ÖĞRENMEK İÇİN İŞ BİRLİĞİ ŞART
Okulların gerçekleştirmesi gereken çok önemli bir başka kavram, okul dışındaki kurum ve kuruluşlarla “yaratıcı ortaklık” projeleri başlatır. Yaratıcı ortaklık, öğrencilerin daha yaratıcı ortamlarda öğrenmelerini sağlayan bir iş birliğidir. Yaratıcı ortaklık kavramında, tüm kurumların eğitim için bir alt yapı olduğu varsayımı yer alır. Herhangi bir konunun işlenmesi için bir kuruluşa gitmek normalde uzun bürokratik yazışmaların ve izinlerin beklendiği bir süreçtir ama yaratıcı ortaklık bu süreci ortadan kaldırır. Yaratıcı ortaklıkta, okullar ihtiyaç duydukları anda, herhangi bir dersi ilgili kuruluşta izin süreci olmadan işleyebilir. Öğrencilerin dersin gerek duyduğu etkinlikler için okulla birlikte bilim ve arkeoloji müzelerine, hastanelere, kırsal alanlara, zirai kuruluşlara, fabrikalara ya da kamplara gitmeleri çok hızlı bir şekilde gerçekleşir. Ayrıca okul gezilerinde okulun üstlendiği sorumluluk, diğer kuruluşlarla bölüşülür. Her kurum eğitimin paydaşı olduğundan, öğrenme sürecinin önündeki bürokratik engeller ortadan kalkar.
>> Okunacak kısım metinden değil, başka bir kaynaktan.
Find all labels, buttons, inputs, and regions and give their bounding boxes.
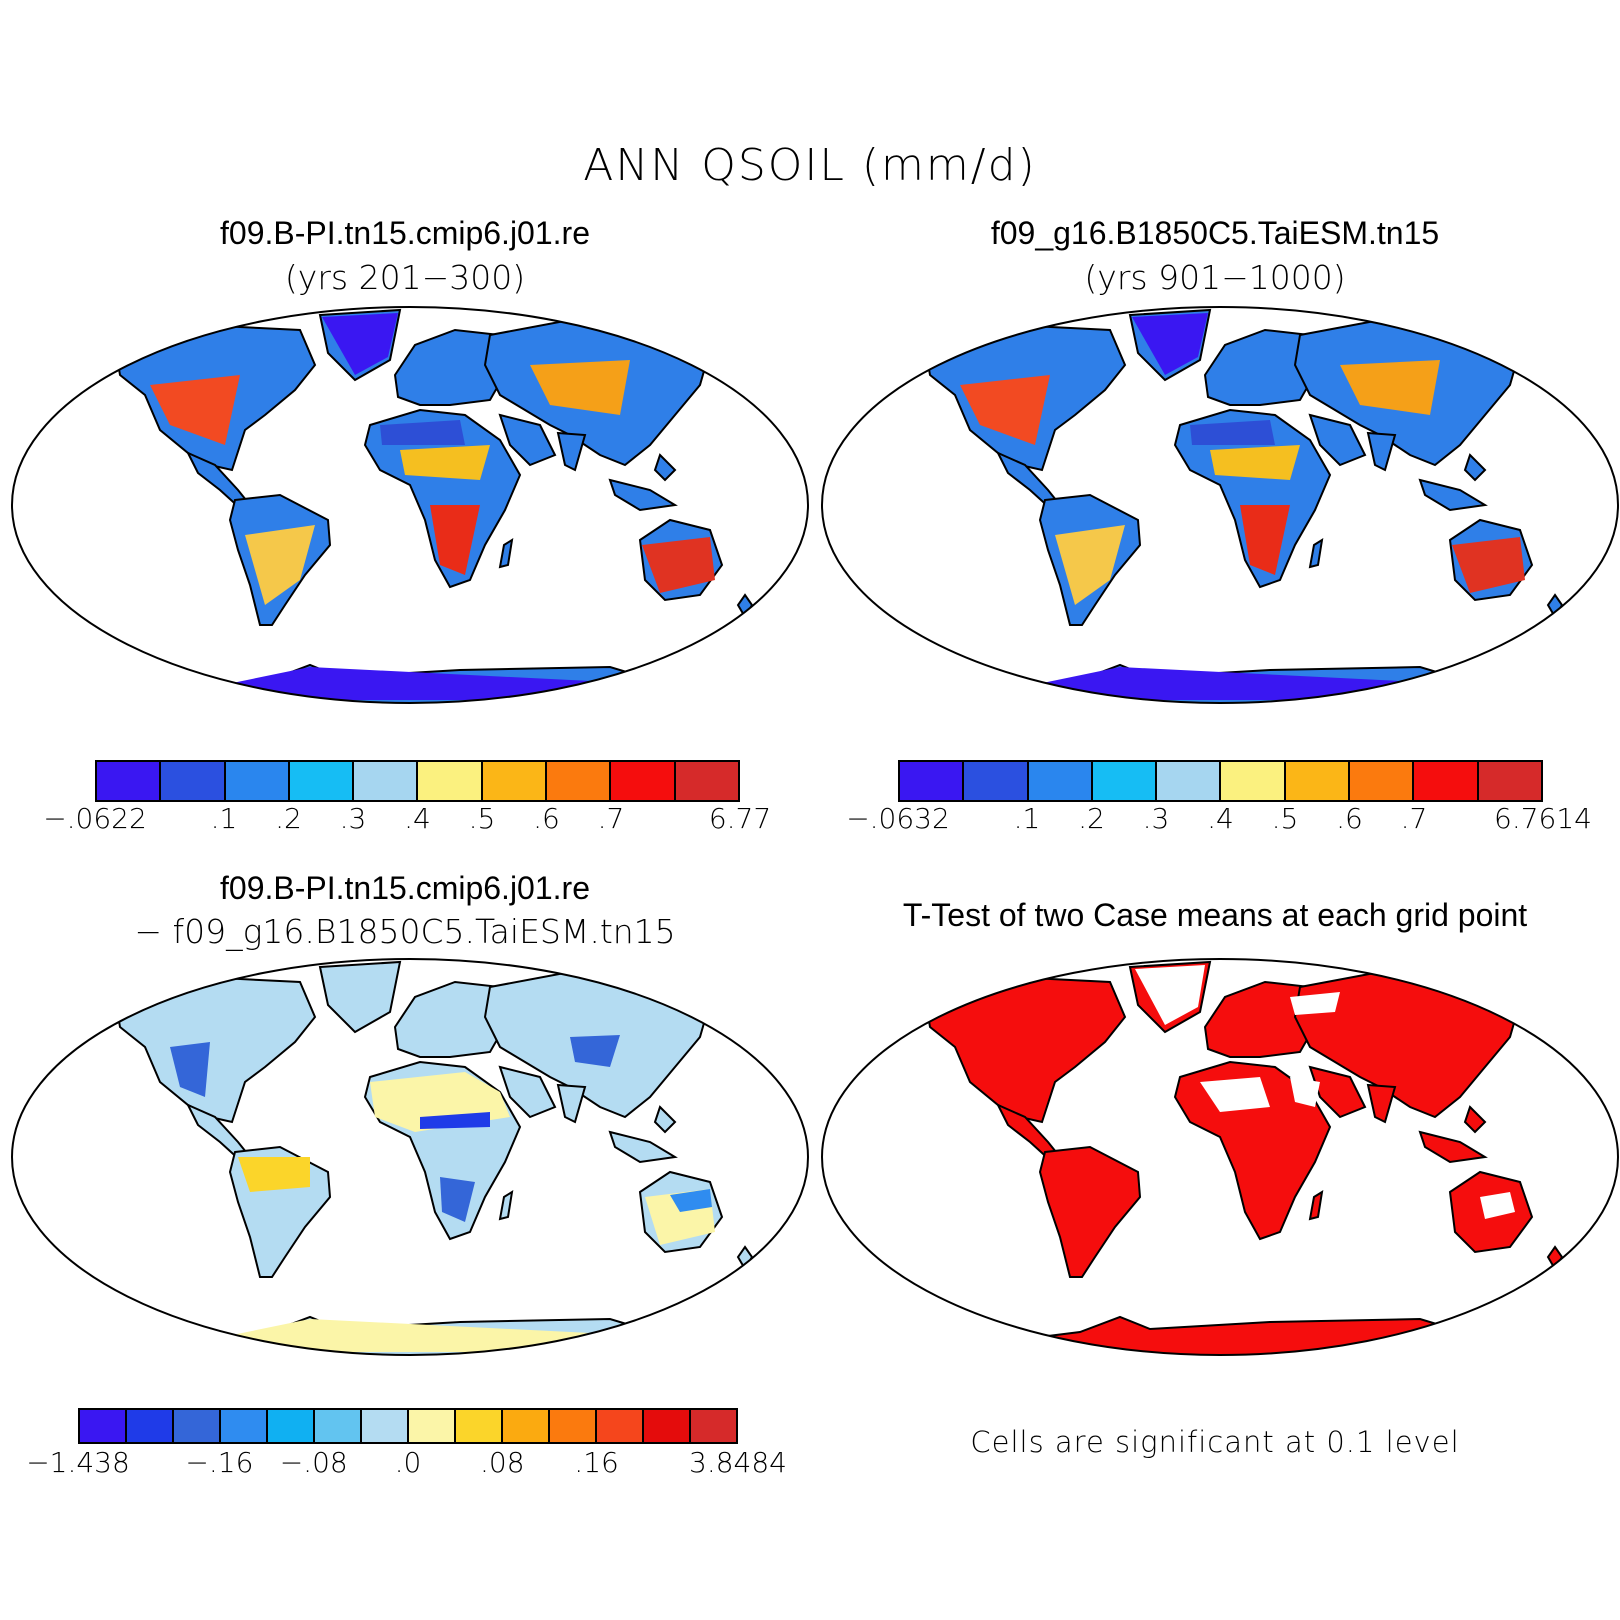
colorbar-tick-label: 6.77	[708, 802, 772, 835]
colorbar-cell	[1092, 762, 1158, 800]
colorbar-cell	[1157, 762, 1222, 800]
case2-map	[821, 306, 1619, 704]
colorbar-tick-label: −.0632	[846, 802, 950, 835]
colorbar-cell	[97, 762, 162, 800]
colorbar-cell	[691, 1410, 736, 1442]
colorbar-cell	[1414, 762, 1479, 800]
colorbar-cell	[611, 762, 676, 800]
colorbar-cell	[1028, 762, 1093, 800]
colorbar-tick-label: .1	[210, 802, 238, 835]
colorbar-tick-label: .5	[1271, 802, 1299, 835]
colorbar-cell	[80, 1410, 127, 1442]
colorbar-cell	[597, 1410, 644, 1442]
colorbar-cell	[268, 1410, 315, 1442]
colorbar-cell	[550, 1410, 597, 1442]
colorbar-cell	[221, 1410, 268, 1442]
ttest-note: Cells are significant at 0.1 level	[970, 1425, 1460, 1459]
colorbar-tick-label: .7	[597, 802, 625, 835]
case2-title: f09_g16.B1850C5.TaiESM.tn15	[990, 215, 1440, 251]
case1-title: f09.B-PI.tn15.cmip6.j01.re	[220, 215, 590, 251]
diff-subtitle: − f09_g16.B1850C5.TaiESM.tn15	[134, 912, 676, 951]
colorbar-tick-label: .3	[339, 802, 367, 835]
colorbar-cell	[1350, 762, 1415, 800]
colorbar-cell	[675, 762, 738, 800]
colorbar-tick-label: −.16	[185, 1446, 254, 1479]
colorbar-cell	[1221, 762, 1286, 800]
colorbar-tick-label: .3	[1142, 802, 1170, 835]
colorbar-cell	[127, 1410, 174, 1442]
colorbar-tick-label: .6	[1336, 802, 1363, 835]
colorbar-tick-label: −.08	[279, 1446, 348, 1479]
colorbar-tick-label: .5	[468, 802, 496, 835]
colorbar-tick-label: 3.8484	[689, 1446, 787, 1479]
colorbar-cell	[161, 762, 226, 800]
colorbar-tick-label: .7	[1400, 802, 1428, 835]
colorbar-tick-label: .08	[480, 1446, 525, 1479]
colorbar-tick-label: .6	[533, 802, 560, 835]
case1-colorbar	[95, 760, 740, 802]
colorbar-cell	[503, 1410, 550, 1442]
diff-map	[11, 958, 809, 1356]
ttest-title: T-Test of two Case means at each grid po…	[902, 897, 1528, 933]
colorbar-tick-label: .0	[394, 1446, 422, 1479]
colorbar-tick-label: .2	[275, 802, 302, 835]
case1-subtitle: (yrs 201−300)	[284, 258, 526, 297]
colorbar-cell	[964, 762, 1029, 800]
colorbar-cell	[1478, 762, 1541, 800]
colorbar-cell	[547, 762, 612, 800]
figure-title: ANN QSOIL (mm/d)	[583, 140, 1037, 191]
colorbar-cell	[409, 1410, 456, 1442]
case2-subtitle: (yrs 901−1000)	[1084, 258, 1346, 297]
colorbar-tick-label: .2	[1078, 802, 1105, 835]
colorbar-cell	[456, 1410, 503, 1442]
case1-colorbar-ticks: −.0622 .1 .2 .3 .4 .5 .6 .7 6.77	[43, 802, 771, 842]
colorbar-cell	[1285, 762, 1351, 800]
diff-colorbar-ticks: −1.438 −.16 −.08 .0 .08 .16 3.8484	[26, 1446, 787, 1486]
case2-colorbar-ticks: −.0632 .1 .2 .3 .4 .5 .6 .7 6.7614	[846, 802, 1592, 842]
colorbar-tick-label: .1	[1013, 802, 1041, 835]
colorbar-tick-label: −.0622	[43, 802, 147, 835]
colorbar-cell	[315, 1410, 362, 1442]
colorbar-cell	[289, 762, 355, 800]
colorbar-cell	[362, 1410, 409, 1442]
colorbar-tick-label: .4	[404, 802, 431, 835]
diff-colorbar	[78, 1408, 738, 1444]
ttest-map	[821, 958, 1619, 1356]
colorbar-tick-label: −1.438	[26, 1446, 130, 1479]
case1-map	[11, 306, 809, 704]
colorbar-cell	[644, 1410, 691, 1442]
colorbar-tick-label: .4	[1207, 802, 1234, 835]
diff-title: f09.B-PI.tn15.cmip6.j01.re	[220, 870, 590, 906]
colorbar-cell	[900, 762, 965, 800]
colorbar-cell	[418, 762, 483, 800]
colorbar-cell	[174, 1410, 221, 1442]
colorbar-cell	[482, 762, 548, 800]
colorbar-cell	[354, 762, 419, 800]
case2-colorbar	[898, 760, 1543, 802]
colorbar-cell	[225, 762, 290, 800]
colorbar-tick-label: 6.7614	[1494, 802, 1592, 835]
colorbar-tick-label: .16	[574, 1446, 619, 1479]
Bu sayede, okul ve toplum iç içe geçer, öğrenme süreci salt teorik olmaktan kurtulur ve öğrencilerin gözünde anlam kazanır. Yaratıcı ortaklık, yapılandırmacı eğitim felsefesinin ve buna bağlı olan toplumsal yeniden yapılandırmacı program yaklaşımının vazgeçilmez bir unsurudur.
Tüm bu çözüm önerilerine rağmen okulun yeterli olmadığı durumlarda, aileler evdeki olanakları kullanarak çocuklarının fen bilgisi öğrenimine oldukça ciddi katkı sağlayabilirler. Bunun için, öncelikle çocuk ve gençleri evin günlük yaşam sürecine dahil etmek gerekir. Örneğin evde yemek pişerken ya da temizlik yapılırken, çocuğun ya da gencin kendi odasına geçip evde olup bitenlere karşı kendisini kapatması, yaşamı da kaçırması demektir. Bu nedenle, özellikle küçük yaşlardan itibaren, ebeveynlerin kız ve erkek çocuklarına yemek pişirmeyi, basit boyama ve tamir işlerini, ütü ve temizlik yapmayı, varsa evcil hayvanlarla ya da evdeki bitkilerle ilgilenmeyi öğretmeleri gerekir. Ev işlerine çocukları ve gençleri dahil etmek, öğretmenle iş birliğiyle ders içi uygulamalar olarak gerçekleştirildiğinde daha etkili olsa da, sadece anne-babanın da rahatlıkla kontrol edebileceği bir süreç.
İlk bakışta önemsiz gibi görünen ev etkinlikleri, aslında çocuk ve gençlerin gerçek yaşamda fark etmedikleri ya da yaşamla bütünleştiremedikleri fen bilgisi konularını kavramalarını sağlayacağı gibi, evdeki aletlerin kullanımını ve çalışma prensiplerini de öğrenebilecekleri fiziksel becerilerini de geliştirecek, sorumluluk duygusu ve yardımlaşma gibi çok önemli kişilik özelliklerini de daha nitelikli bir hale getirecektir. Gerçek yaşam ister doğada olsun ister evin içinde sürsün, muazzam fizik, kimya ve biyoloji uygulamaları içerir. Bunun önemini ailelerin kavraması ve çocuklarıyla birlikte yaşamın her sorumluluğunu paylaşması, eğitim sistemimizin uygulamadaki eksikliğini de önemli ölçüde giderebilir.
PROF. DR. GÜNSELİ ORHON KİMDİR?
1988 yılında Orta Doğu Teknik Üniversitesi Fen-Edebiyat Fakültesi Psikoloji Bölümü’nden mezun olan Günseli, Yüksek Lisans ve Doktora eğitimini Orta Doğu Teknik Üniversitesi Eğitim Bilimleri Bölümü Eğitim Programları ve Öğretim Anabilim Dalı’nda tamamladı. 1997 yılından bu yana, Akdeniz Üniversitesi Eğitim Fakültesi, Eğitim Bilimleri Bölümü, Eğitim Programları ve Öğretim Anabilim Dalı öğretim üyesi olarak görev yapıyor.
Prof. Dr. Günseli Orhon, özellikle eğitim programlarında yaratıcı düşünme ve problem çözme becerilerinin geliştirilmesi, mizahın eğitimde kullanılması, yaratıcı öğretim materyallerinin geliştirilmesi ve yaratıcı yazarlık konularında pek çok yurt içi ve yurt dışı araştırma, makale, bildiri, kitap ve kitap bölüm yazarlıklarına sahiptir.
Orhon’un bilim insanı kimliğinin yanı sıra, uluslararası film ve senaryo yarışmalarında ödül almış senaryo yazarlığı da bulunuyor. Orhon, iki erkek çocuk, bir kız torun sahibi.